Noé ofrece sacrificios. Dios promete que no volverá a destruir toda criatura.
(20-22) Después de lo ocurrido, Noé se ve impelido a hacer lo correcto: Adorar a Dios, y ofrendar sacrificios de gratitud y alabanza. Qué menos, después de haber sido partícipe de las promesas de Dios, y de haber recibido una salvación tan grande. La nueva humanidad no podía empezar de mejor manera. Porque no hay nada más importante en la vida que agradar a Dios mediante sacrificios de acción de gracias. Uno no puede edificar este altar sin antes haber experimentado al Señor en su diario caminar. Porque la adoración siempre es algo personal que nace de lo más profundo del corazón. Si de veras queremos crecer en nuestra relación con el Señor, debemos poner siempre la adoración a su persona en primer lugar.
El Sacrificio de Noé sube como aroma agradable a Dios. Un “dulce sabor” o, más literalmente, “un olor gratificante” (un término que aparece en Lev. 1:9, 13, 17; 2:2, 9; 3:5, 16, donde se habla de ofrendas voluntarias de consagración). En definitiva, es una forma figurada de decir que Dios se agradó de la actitud de Noé. Por lo tanto, hay adoración que a Dios le deleita, y otra que le resulta indiferente, o incluso repulsiva. El libro de Efesios (5:2) nos dice que la adoración agradable a Dios siempre está ligada a “andar en amor”, siguiendo el ejemplo del Señor Jesucristo y su sacrificio por nosotros. En Filipenses (4:18) volvemos a encontrar este fragante aroma en el sostenimiento que recibía Pablo de Epafrodito.
Pero, si el sacrificio de alabanza de Noé resultó sumamente aromático al Señor fue, sin duda, porque era figura del sacrificio que había de cumplirse en Jesucristo muchos años después. Sin duda Dios percibió en aquel momento el gozo de la salvación del hombre, y el camino de redención y esperanza que seguía abriéndose camino.
De hecho, el agradable aroma movió a Dios a establecer el primer pacto de una sucesión de ellos que iremos viendo a lo largo de la Escritura. Porque Dios pacta con aquellas personas que ama. Notemos que, mientras que otros pactos en la Biblia se aplican en concreto a los israelitas, éste abarca toda criatura viviente.
Aunque seguimos llevando la imagen y semejanza de Dios, y seguimos siendo de incalculable valor para Él, el texto deja claro que aún no se ha erradicado la maldad del corazón humano, el diagnóstico del Señor es claro: Los pensamientos del corazón del hombre siguen siendo malvados desde temprana edad. Tal y como dice el salmista: “en pecado me concibió mi madre”.

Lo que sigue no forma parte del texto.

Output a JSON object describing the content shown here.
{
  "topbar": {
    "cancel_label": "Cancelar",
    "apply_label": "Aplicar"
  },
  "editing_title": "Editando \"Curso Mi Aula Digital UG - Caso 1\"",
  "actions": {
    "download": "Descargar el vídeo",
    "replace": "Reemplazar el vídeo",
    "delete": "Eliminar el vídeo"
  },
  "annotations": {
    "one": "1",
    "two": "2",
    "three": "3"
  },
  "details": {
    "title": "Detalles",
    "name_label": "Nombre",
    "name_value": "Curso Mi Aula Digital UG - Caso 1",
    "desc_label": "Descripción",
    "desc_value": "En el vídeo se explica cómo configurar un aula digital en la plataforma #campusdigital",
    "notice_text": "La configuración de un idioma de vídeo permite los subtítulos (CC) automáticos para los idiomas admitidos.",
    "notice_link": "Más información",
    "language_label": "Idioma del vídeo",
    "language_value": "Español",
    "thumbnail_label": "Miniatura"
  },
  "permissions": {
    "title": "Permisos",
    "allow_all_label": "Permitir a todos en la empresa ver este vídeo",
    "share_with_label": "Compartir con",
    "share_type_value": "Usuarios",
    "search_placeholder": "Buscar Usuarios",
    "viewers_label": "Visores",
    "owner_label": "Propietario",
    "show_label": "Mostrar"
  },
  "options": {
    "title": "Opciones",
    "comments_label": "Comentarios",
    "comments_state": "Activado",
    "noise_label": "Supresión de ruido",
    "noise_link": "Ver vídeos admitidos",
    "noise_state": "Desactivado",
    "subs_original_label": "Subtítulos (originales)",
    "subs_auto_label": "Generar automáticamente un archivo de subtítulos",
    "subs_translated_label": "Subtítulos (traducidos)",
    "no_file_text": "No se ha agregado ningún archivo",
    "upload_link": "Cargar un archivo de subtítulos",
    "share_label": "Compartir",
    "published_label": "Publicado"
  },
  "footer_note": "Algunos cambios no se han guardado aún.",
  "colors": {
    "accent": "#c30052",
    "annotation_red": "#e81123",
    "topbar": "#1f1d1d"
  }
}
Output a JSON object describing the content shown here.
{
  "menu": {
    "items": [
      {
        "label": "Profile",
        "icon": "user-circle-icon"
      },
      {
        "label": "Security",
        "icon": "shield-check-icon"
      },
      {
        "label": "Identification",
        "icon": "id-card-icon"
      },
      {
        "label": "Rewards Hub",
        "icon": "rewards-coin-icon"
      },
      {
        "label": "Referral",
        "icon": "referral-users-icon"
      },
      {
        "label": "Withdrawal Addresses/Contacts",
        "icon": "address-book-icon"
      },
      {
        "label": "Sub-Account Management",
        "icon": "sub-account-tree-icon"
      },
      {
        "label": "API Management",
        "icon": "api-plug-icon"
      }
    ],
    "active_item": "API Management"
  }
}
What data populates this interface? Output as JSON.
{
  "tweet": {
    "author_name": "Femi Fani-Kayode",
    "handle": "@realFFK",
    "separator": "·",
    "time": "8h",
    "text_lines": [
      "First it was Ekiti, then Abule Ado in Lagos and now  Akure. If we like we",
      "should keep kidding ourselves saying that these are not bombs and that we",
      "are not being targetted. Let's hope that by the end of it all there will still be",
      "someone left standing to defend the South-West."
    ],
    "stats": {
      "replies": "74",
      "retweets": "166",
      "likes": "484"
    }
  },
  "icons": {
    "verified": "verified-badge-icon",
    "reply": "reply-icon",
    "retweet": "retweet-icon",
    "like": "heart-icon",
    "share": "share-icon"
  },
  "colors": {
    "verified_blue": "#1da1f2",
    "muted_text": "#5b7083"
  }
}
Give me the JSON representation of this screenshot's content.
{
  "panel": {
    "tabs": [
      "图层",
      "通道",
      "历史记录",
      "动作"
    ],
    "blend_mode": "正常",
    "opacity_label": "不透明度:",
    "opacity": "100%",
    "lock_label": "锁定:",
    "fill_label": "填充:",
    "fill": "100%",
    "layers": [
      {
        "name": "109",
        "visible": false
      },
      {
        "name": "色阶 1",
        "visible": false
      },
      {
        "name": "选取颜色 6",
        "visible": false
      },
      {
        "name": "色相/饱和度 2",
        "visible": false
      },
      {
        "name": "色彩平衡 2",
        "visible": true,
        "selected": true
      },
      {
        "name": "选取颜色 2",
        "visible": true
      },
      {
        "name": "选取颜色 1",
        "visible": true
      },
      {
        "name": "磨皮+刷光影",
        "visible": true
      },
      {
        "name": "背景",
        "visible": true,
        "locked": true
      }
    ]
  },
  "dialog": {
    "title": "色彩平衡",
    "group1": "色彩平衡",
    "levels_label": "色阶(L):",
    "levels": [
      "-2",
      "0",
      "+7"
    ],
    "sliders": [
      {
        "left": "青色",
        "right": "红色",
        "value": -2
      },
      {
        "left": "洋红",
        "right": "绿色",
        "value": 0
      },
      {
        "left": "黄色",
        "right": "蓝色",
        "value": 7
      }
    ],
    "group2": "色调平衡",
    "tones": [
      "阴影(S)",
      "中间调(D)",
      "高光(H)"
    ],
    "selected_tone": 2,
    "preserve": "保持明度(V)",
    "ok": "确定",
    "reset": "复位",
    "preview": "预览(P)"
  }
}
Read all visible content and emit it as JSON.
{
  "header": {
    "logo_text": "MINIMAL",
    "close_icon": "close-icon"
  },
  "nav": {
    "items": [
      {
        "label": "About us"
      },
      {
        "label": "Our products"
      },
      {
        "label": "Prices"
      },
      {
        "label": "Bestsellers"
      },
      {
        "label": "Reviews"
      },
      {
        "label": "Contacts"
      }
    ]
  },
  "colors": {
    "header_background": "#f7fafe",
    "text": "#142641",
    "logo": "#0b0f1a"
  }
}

Por otro lado, Dios no está revertiendo la maldición que pesa sobre la Tierra, aquella que recibió Adán. Sólo está declarando que no volverá a hacer pasar la creación entera por otro “mal trago” semejante al Diluvio. Pero, esto no significa que Dios no vaya a seguir juzgando al ser humano conforme a sus obras. Sin embargo, Dios mismo deja entrever que llegará un día en que la humanidad volverá a vivir sin pecado en un futuro Reino.
En esta nueva etapa, Dios establece también un nuevo patrón que regirá el clima de la Tierra: El invierno y el verano. Habrá un tiempo para la siembra, y otro para la cosecha. Ahora, las temperaturas serán más dispares. Habrá climas duros de sobrellevar. Pero, las palabras del Señor también nos recuerdan que, pase lo que pase, todo está bajo su control, nada ocurre por casualidad, y siempre podemos fiarnos de su Palabra. Ahora, el calendario de Dios, y su plan de salvación eterna seguirán cumpliéndose a través de los días y sus respectivas noches. La promesa de no volver a juzgar la humanidad con otro diluvio va acompañada de la esperanza de su provisión. Enseguida la humanidad verá de cerca la implicación de Dios para resolver el problema del pecado. Pronto le veremos actuando según su hoja de ruta en la Torre de Babel, o en el llamamiento de Abraham. La redención del hombre está en camino.